“…because tonight, Michael…”

There’s always someone on the telly you feel is on every programme you watch.

Growing up, watching my TV and listening to the radio (or wireless as my nan called it – she was ahead of her time), for me, it was Eamonn Andrews.

I was too young to listen to his famed radio boxing commentaries, but do remember “What’s My Line?”. 

I often wondered, possessing the worst, illegible signature in the world, what the panel would have made of me?  Doctor would be the most courteous answer; psychopath, the more obvious. 

I noticed they never invited Lady Isobel Barnett to sign in – latterly, of course, her “line” was shoplifting. If they’d have let her have a go, she’d have probably have nicked the pen and drawing board.

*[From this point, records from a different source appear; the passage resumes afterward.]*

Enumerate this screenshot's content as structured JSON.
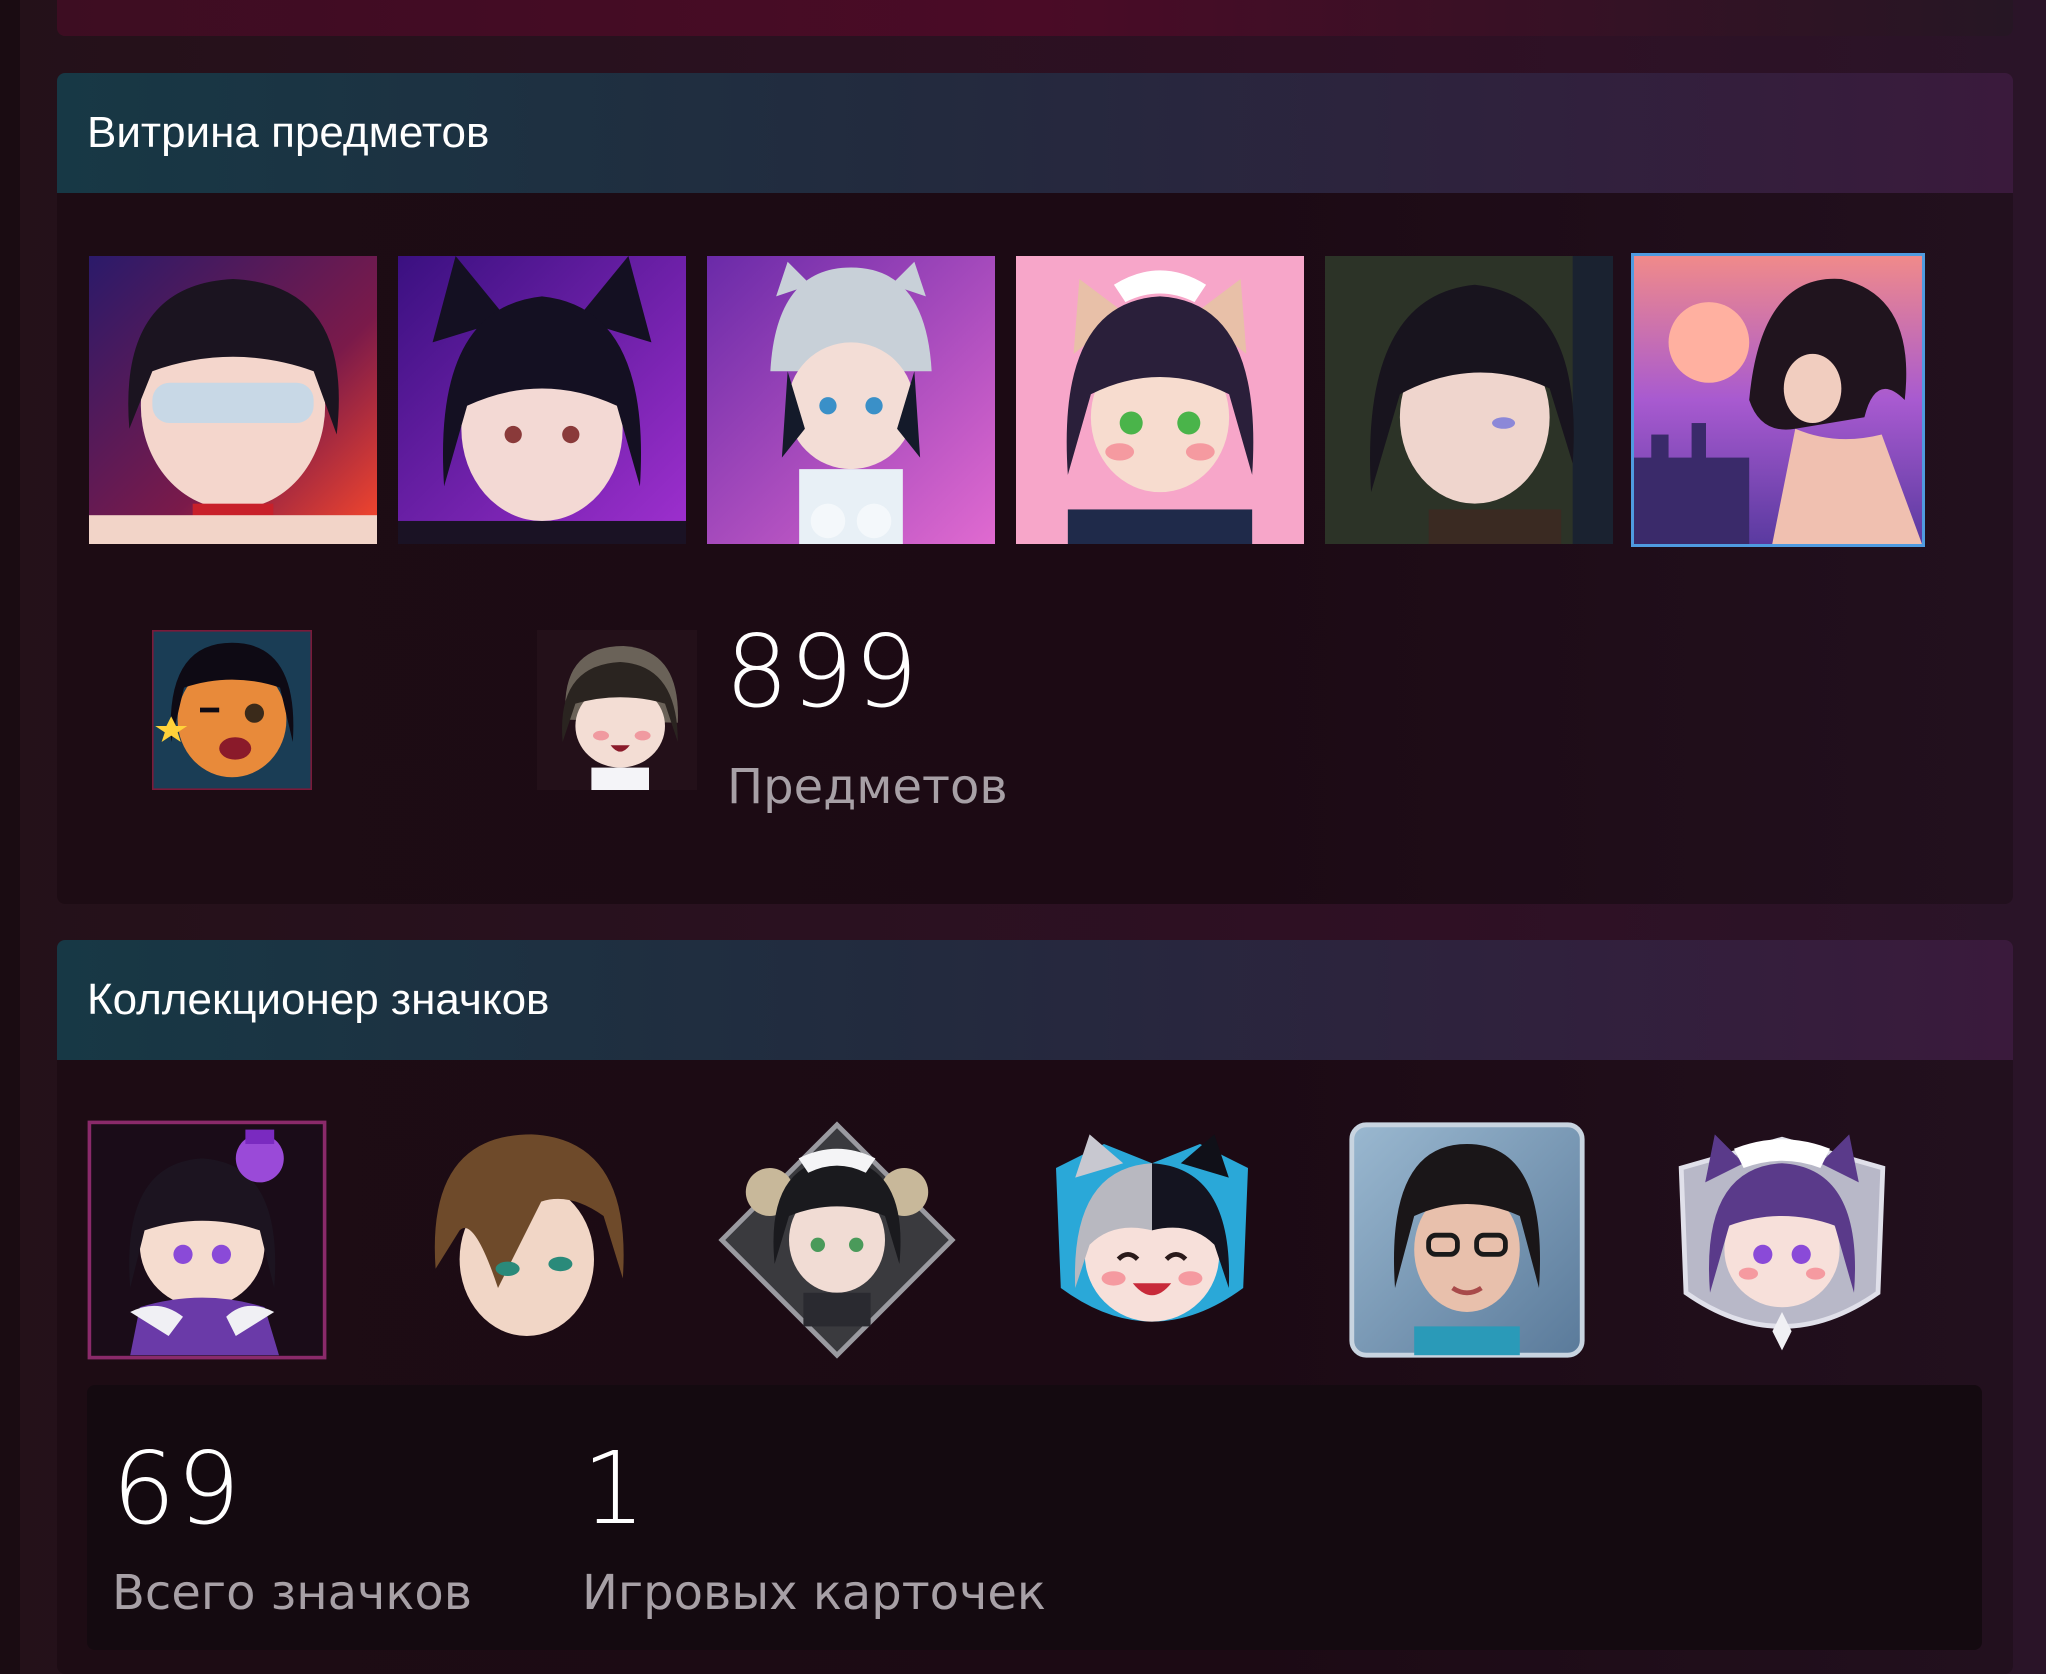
{
  "showcase": {
    "title": "Витрина предметов",
    "item_count": "899",
    "item_count_label": "Предметов",
    "items": [
      {
        "name": "blindfold-girl-avatar",
        "bg": "#3a1a60",
        "accent": "#ff3b6b"
      },
      {
        "name": "fox-ear-girl-avatar",
        "bg": "#6a1ea8",
        "accent": "#ff8ad8"
      },
      {
        "name": "cat-beanie-girl-avatar",
        "bg": "#c45ad0",
        "accent": "#7fd0ff"
      },
      {
        "name": "maid-catgirl-avatar",
        "bg": "#f7a6c9",
        "accent": "#52c45a"
      },
      {
        "name": "dark-hair-girl-avatar",
        "bg": "#2c3327",
        "accent": "#9090e0"
      },
      {
        "name": "sunset-city-girl-avatar",
        "bg": "#8d4bbf",
        "accent": "#ff9c7a"
      }
    ],
    "emotes": [
      {
        "name": "winking-girl-emote",
        "bg": "#1a3d55"
      },
      {
        "name": "crying-chibi-emote",
        "bg": "#2a1622"
      }
    ]
  },
  "collector": {
    "title": "Коллекционер значков",
    "badges": [
      {
        "name": "chibi-queen-badge"
      },
      {
        "name": "brown-hair-girl-badge"
      },
      {
        "name": "ram-horn-maid-badge"
      },
      {
        "name": "two-tone-catgirl-badge"
      },
      {
        "name": "glasses-woman-badge"
      },
      {
        "name": "purple-maid-badge"
      }
    ],
    "total_badges": "69",
    "total_badges_label": "Всего значков",
    "game_cards": "1",
    "game_cards_label": "Игровых карточек"
  },
  "colors": {
    "header_start": "#173845",
    "header_end": "#3a1a3c",
    "selected_outline": "#4f9be0",
    "label_gray": "#a7a0a6"
  }
}
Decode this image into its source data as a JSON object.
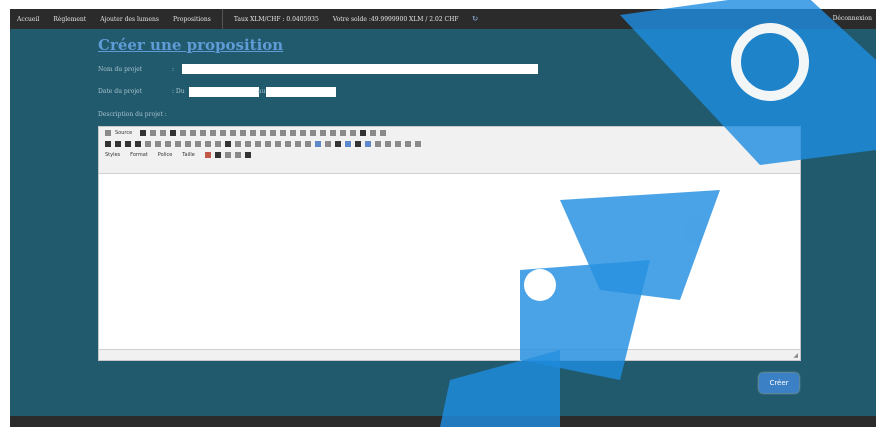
{
  "topbar": {
    "nav_items": [
      "Accueil",
      "Règlement",
      "Ajouter des lumens",
      "Propositions"
    ],
    "rate_text": "Taux XLM/CHF : 0.0405935",
    "balance_text": "Votre solde :49.9999900 XLM / 2.02 CHF",
    "logout_label": "Déconnexion",
    "refresh_icon": "refresh-icon"
  },
  "page": {
    "title": "Créer une proposition"
  },
  "form": {
    "project_name_label": "Nom du projet",
    "project_name_colon": ":",
    "project_name_value": "",
    "project_date_label": "Date du projet",
    "date_from_label": ": Du",
    "date_to_label": "au",
    "date_from_value": "",
    "date_to_value": "",
    "description_label": "Description du projet  :"
  },
  "editor": {
    "source_label": "Source",
    "styles_label": "Styles",
    "format_label": "Format",
    "font_label": "Police",
    "size_label": "Taille",
    "content": ""
  },
  "actions": {
    "create_label": "Créer"
  },
  "colors": {
    "page_bg": "#215a6d",
    "topbar_bg": "#2b2b2b",
    "title": "#5f9bd6",
    "button_bg": "#3b7fc4"
  }
}
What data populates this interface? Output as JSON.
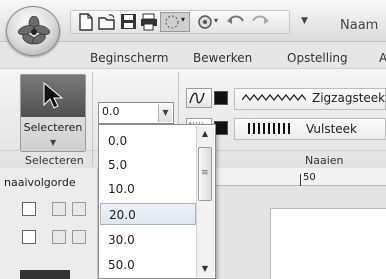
{
  "window": {
    "title": "Naam"
  },
  "qat": {
    "dropdown_glyph": "▾",
    "customize_glyph": "▼"
  },
  "tabs": [
    {
      "label": "Beginscherm"
    },
    {
      "label": "Bewerken"
    },
    {
      "label": "Opstelling"
    },
    {
      "label": "A"
    }
  ],
  "ribbon": {
    "select_button_label": "Selecteren",
    "select_group_label": "Selecteren",
    "stitch_group_label": "Naaien",
    "stitch_rows": [
      {
        "label": "Zigzagsteek",
        "color": "#111111"
      },
      {
        "label": "Vulsteek",
        "color": "#111111"
      }
    ]
  },
  "width_combo": {
    "value": "0.0"
  },
  "dropdown": {
    "options": [
      "0.0",
      "5.0",
      "10.0",
      "20.0",
      "30.0",
      "50.0"
    ],
    "selected_index": 3
  },
  "panel": {
    "title": "naaivolgorde"
  },
  "ruler": {
    "label": "50"
  },
  "colors": {
    "accent": "#dfe7ef",
    "ribbon_bg": "#e9e9e9"
  }
}
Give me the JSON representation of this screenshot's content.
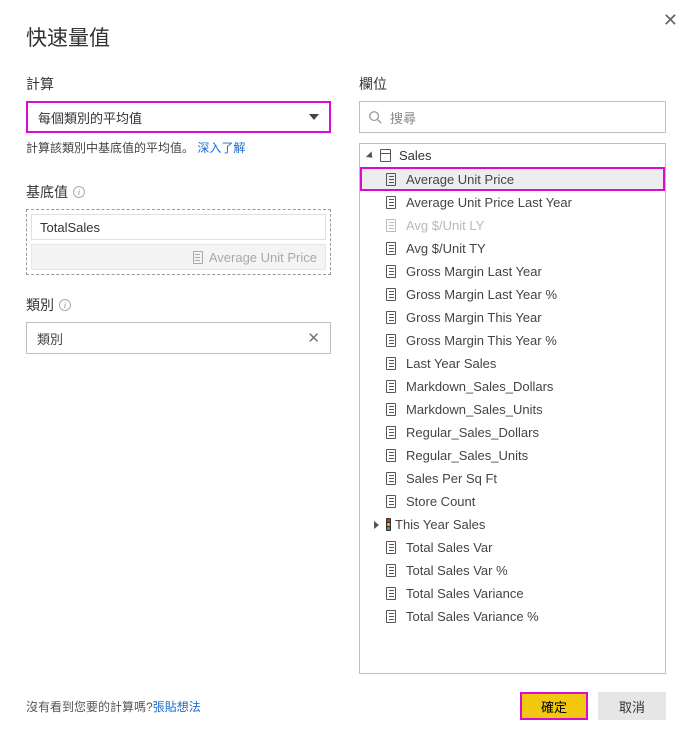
{
  "title": "快速量值",
  "close_icon_glyph": "✕",
  "left": {
    "calc_label": "計算",
    "calc_value": "每個類別的平均值",
    "help_text_prefix": "計算該類別中基底值的平均值。 ",
    "help_link": "深入了解",
    "base_label": "基底值",
    "base_chip_primary": "TotalSales",
    "base_chip_drag": "Average Unit Price",
    "category_label": "類別",
    "category_value": "類別"
  },
  "right": {
    "section_label": "欄位",
    "search_placeholder": "搜尋",
    "table_name": "Sales",
    "fields": [
      {
        "label": "Average Unit Price",
        "type": "measure",
        "highlighted": true
      },
      {
        "label": "Average Unit Price Last Year",
        "type": "measure"
      },
      {
        "label": "Avg $/Unit LY",
        "type": "measure",
        "dimmed": true
      },
      {
        "label": "Avg $/Unit TY",
        "type": "measure"
      },
      {
        "label": "Gross Margin Last Year",
        "type": "measure"
      },
      {
        "label": "Gross Margin Last Year %",
        "type": "measure"
      },
      {
        "label": "Gross Margin This Year",
        "type": "measure"
      },
      {
        "label": "Gross Margin This Year %",
        "type": "measure"
      },
      {
        "label": "Last Year Sales",
        "type": "measure"
      },
      {
        "label": "Markdown_Sales_Dollars",
        "type": "measure"
      },
      {
        "label": "Markdown_Sales_Units",
        "type": "measure"
      },
      {
        "label": "Regular_Sales_Dollars",
        "type": "measure"
      },
      {
        "label": "Regular_Sales_Units",
        "type": "measure"
      },
      {
        "label": "Sales Per Sq Ft",
        "type": "measure"
      },
      {
        "label": "Store Count",
        "type": "measure"
      },
      {
        "label": "This Year Sales",
        "type": "kpi",
        "expandable": true
      },
      {
        "label": "Total Sales Var",
        "type": "measure"
      },
      {
        "label": "Total Sales Var %",
        "type": "measure"
      },
      {
        "label": "Total Sales Variance",
        "type": "measure"
      },
      {
        "label": "Total Sales Variance %",
        "type": "measure"
      }
    ]
  },
  "footer": {
    "question_prefix": "沒有看到您要的計算嗎?",
    "question_link": "張貼想法",
    "ok": "確定",
    "cancel": "取消"
  }
}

Holding his red book for “This Is Your Life” was a must-see programme. Again, I often wonder who they’d have dragged out if I’d featured on it?  When he last presented it, in 1964, I’d have been seven, and therefore not have had much of a “life”. 

My guests would have been two nursery school teachers and the cleaners in my Balham block of flats – most of whom hated me and called me “Michael” – something I’d have found deeply distressing on live television.

“Crackerjack”, for my generation was another programme he was on.  I’d have never gone on that due to my allergic reaction to cabbages.